Autores Data 23 de Março de 1996 Secção O Detective
- Zona A-Team [262] Publicação Jornal de Almada |
À MESA… De La Tierra –
Então, em qu’é que ficamos? –
Mais uma vez, já disse tudo o que sei. –
Continua a insistir que, ao entrar no gabinete, em casa, encontrou o dr. Ekstrom morto, assassinado?
–
Sim. O
inspector De Sousa leva a mão à testa, limpando o
suor. O caso com que se defronta é muito claro. O tipo mata o patrão e
insiste que já o encontrara estendido sobre a secretária. Clássico. Só
precisa de insistir com o suspeito para este revelar alguma incongruência
fundamental. Mas o tipo tem resistido até ao momento… –
Vamos recapitular – diz De Sousa. – Você era assistente do dr.

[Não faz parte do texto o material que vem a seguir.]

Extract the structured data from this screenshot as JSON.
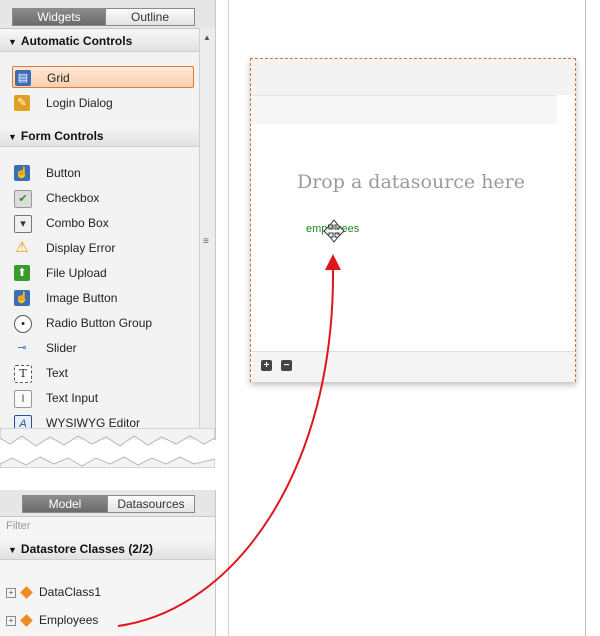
{
  "widgets_panel": {
    "tabs": [
      {
        "label": "Widgets",
        "active": true
      },
      {
        "label": "Outline",
        "active": false
      }
    ],
    "sections": {
      "automatic": {
        "title": "Automatic Controls",
        "items": [
          {
            "label": "Grid",
            "icon": "grid-icon",
            "selected": true
          },
          {
            "label": "Login Dialog",
            "icon": "login-dialog-icon"
          }
        ]
      },
      "form": {
        "title": "Form Controls",
        "items": [
          {
            "label": "Button",
            "icon": "button-icon"
          },
          {
            "label": "Checkbox",
            "icon": "checkbox-icon"
          },
          {
            "label": "Combo Box",
            "icon": "combo-box-icon"
          },
          {
            "label": "Display Error",
            "icon": "warning-icon"
          },
          {
            "label": "File Upload",
            "icon": "file-upload-icon"
          },
          {
            "label": "Image Button",
            "icon": "image-button-icon"
          },
          {
            "label": "Radio Button Group",
            "icon": "radio-icon"
          },
          {
            "label": "Slider",
            "icon": "slider-icon"
          },
          {
            "label": "Text",
            "icon": "text-icon"
          },
          {
            "label": "Text Input",
            "icon": "text-input-icon"
          },
          {
            "label": "WYSIWYG Editor",
            "icon": "wysiwyg-icon"
          }
        ]
      }
    }
  },
  "model_panel": {
    "tabs": [
      {
        "label": "Model",
        "active": true
      },
      {
        "label": "Datasources",
        "active": false
      }
    ],
    "filter_placeholder": "Filter",
    "section_title": "Datastore Classes (2/2)",
    "classes": [
      {
        "label": "DataClass1"
      },
      {
        "label": "Employees"
      }
    ]
  },
  "canvas": {
    "drop_text": "Drop a datasource here",
    "drag_label": "employees"
  },
  "colors": {
    "accent": "#e3782e",
    "drag_arrow": "#e0161b",
    "drag_text": "#1e8a1e"
  }
}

Ekstrom há dez anos… –
Mais ou menos isso. Eu acabara o curso de Bioquímica e tinha dado nas vistas
com um estágio sobre o metabolismo ósseo de mamíferos do Círculo Polar Árctico. Ekstrom convidou-me
para o seu departamento. –
Durante todo esse tempo, pôde descobrir alguns segredos do seu patrão, não? –
Se Ekstrom tinha segredos, nunca mos revelou. Era
muito inteligente e extremamente frio, calculista, um homem solitário. –
Parece que sim – anui De Sousa. – Parece que a mulher dele, afinal, também
mal o conhecia, segundo o que ela própria me confidenciou. Tanto, que a Srª Ekstrom desconhecia
totalmente a existência do compartimento secreto no sotão
da casa, por cima do gabinete… –
Tal como eu. Até ao dia da sua morte, como sabe. –
Nesse ponto é que eu coloco as minhas dúvidas, caro senhor. Porque, se
analisar bem as coisas, a sua versão apenas é consistente com aquilo que você
afirma, e isso, até ao momento, não tem qualquer prova que o suporte.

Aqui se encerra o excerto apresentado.